These days, with many Internet articles and new courses available, most new entrepreneurs readily cross the gap from a lack of business knowledge to to a wealth of the knowledge, but many never make it over the knowing versus doing gap. Investors I know highlight this problem with the mantra that they fund founders and teams who can execute, rather than ones who just talk about their great ideas.
After many years of working in and starting businesses, I’m convinced that implementing new business ideas is much more difficult than coming up with those ideas. The first challenge is to overcome the natural human tendency to equate talking about an idea with actually taking action. The bridge from talking to knowing to doing is all about leadership, confidence and initiative.
I found a good summary of the dynamics behind personal business leadership and how to get there in a new book: “Leadership Rigor!” by Erica Peitler, a well-known leadership performance coach. Here are the key principles she espouses, extended to leadership teams, explained based on my own background knowledge from mentoring new entrepreneurs:
- Learn to trust yourself and your team. Crossing the knowing-doing gap in a startup can create feelings of trepidation, fear and embarrassing consequences of perceived failure. These are self-imposed barriers based mainly on your own negative self-talk. Learning to trust yourself is critical. Then you have to listen to and trust your team.
- Be patient and let the collective strength grow. Be aware of your anxiousness and practice self-management in being patient with yourself and team members. Resist the trigger of impatience. Slow down and trust the process, engaging the collective input of all. No one is the sole center of attention, so allow strengths to grow and unfold naturally.
- Take an escalation-of-risk approach. Start with a low-risk approach of discussing your action plan in a one-on-one discussion with a trusted advisor. A more moderate-risk is to offer your plan to key team members, asking for feedback. Finally, the highest risk approach is to push your execution model directly on the whole team and resolve issues.
- Take the fear out of team player decisions. It is easier to encourage team members to question current business processes and make innovative changes in an atmosphere of trust and safety. Getting beyond known limits requires courage from all, not fear. Driving the fear out of business pivots encourages thinking outside the box.
- Use metrics to support judgment in decisions. Metrics should be seen as guides helping to direct and support good behavior, but not absolute measurements of good or bad judgment and wisdom. Metrics are necessary to acquire knowledge and turn it into action. What gets measured gets done.

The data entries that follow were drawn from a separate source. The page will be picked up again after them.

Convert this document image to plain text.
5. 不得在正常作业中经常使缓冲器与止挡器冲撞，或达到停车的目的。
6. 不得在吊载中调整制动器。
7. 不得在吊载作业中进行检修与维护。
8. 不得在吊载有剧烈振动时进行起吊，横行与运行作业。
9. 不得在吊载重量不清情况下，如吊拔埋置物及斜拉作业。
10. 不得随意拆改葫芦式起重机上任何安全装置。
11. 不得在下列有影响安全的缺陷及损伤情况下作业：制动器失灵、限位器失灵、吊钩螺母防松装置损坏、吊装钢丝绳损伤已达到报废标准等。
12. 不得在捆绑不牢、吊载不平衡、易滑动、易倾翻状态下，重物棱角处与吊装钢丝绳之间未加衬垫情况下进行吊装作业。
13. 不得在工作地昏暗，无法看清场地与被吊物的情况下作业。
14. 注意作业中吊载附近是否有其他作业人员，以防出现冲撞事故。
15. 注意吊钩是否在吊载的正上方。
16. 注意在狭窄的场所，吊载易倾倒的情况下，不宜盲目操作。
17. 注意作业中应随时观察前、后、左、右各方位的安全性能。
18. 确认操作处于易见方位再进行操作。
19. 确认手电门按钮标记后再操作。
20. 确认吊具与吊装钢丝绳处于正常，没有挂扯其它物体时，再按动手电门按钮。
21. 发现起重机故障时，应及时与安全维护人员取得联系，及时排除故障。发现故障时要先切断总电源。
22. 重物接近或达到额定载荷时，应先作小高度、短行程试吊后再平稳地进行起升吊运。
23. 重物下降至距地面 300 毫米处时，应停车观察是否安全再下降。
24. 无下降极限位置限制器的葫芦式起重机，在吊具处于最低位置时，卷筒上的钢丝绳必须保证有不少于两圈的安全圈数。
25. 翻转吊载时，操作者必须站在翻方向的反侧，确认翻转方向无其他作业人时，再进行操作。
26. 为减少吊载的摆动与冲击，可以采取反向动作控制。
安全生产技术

What is not measured is not seen as important.
These principles embody an incremental approach to the knowing-doing obstacles that entrepreneurs and their teams have to face head-on:
- Overcoming the resistance to It’s easy for founders and teams to convince themselves that it’s okay to stay in the knowing stage a little longer while everyone strives for a greater level of confidence. Sometimes intellectual arrogance drives the conclusion that knowing is the most important thing, and almost the same thing as doing. It is not.
- Taking risks and resolving unknowns is not comfortable. Individual and team leadership is about consciously demonstrating good business actions, in real time, through disciplined practice. Doing this will create experiences from which you and the team can learn and grow. Expertise requires iteration on learning, failing and growing.
- Fear of showing vulnerability. Every entrepreneur and team member has to get over the fear of showing others conscious incompetency in certain areas, and a willingness to struggle through the necessary learning curve to reach conscious competency. This is an important step in self-coaching and in coaching others on the team.
- Don’t let memories of past actions limit thinking. Memory often serves as a substitute for thinking. Team members do what has always been done without reflecting. Business problem-solving should mean drawing from past precedents and standard operating procedures, but not being constrained by them.
Entrepreneurs should judge their own competency and that of team members based on how well they perform, not how well they talk or how smart they seem. It’s easy to sound smart by being critical of the ideas of other team members, and it’s easy to make excuses about why a new proposal will not work or why the present process is less risky than a new one.
Starting and building a business is not rocket science, but is does require continuous decisions and sound execution. Thus the knowing-doing gap is one of the biggest inhibitors to success that I see. It’s time for all entrepreneurs to take a hard look at themselves and their teams to assess how well they stack up relative to the principles and challenges outlined here. All your competitors, investors and customers are making the same assessment on you.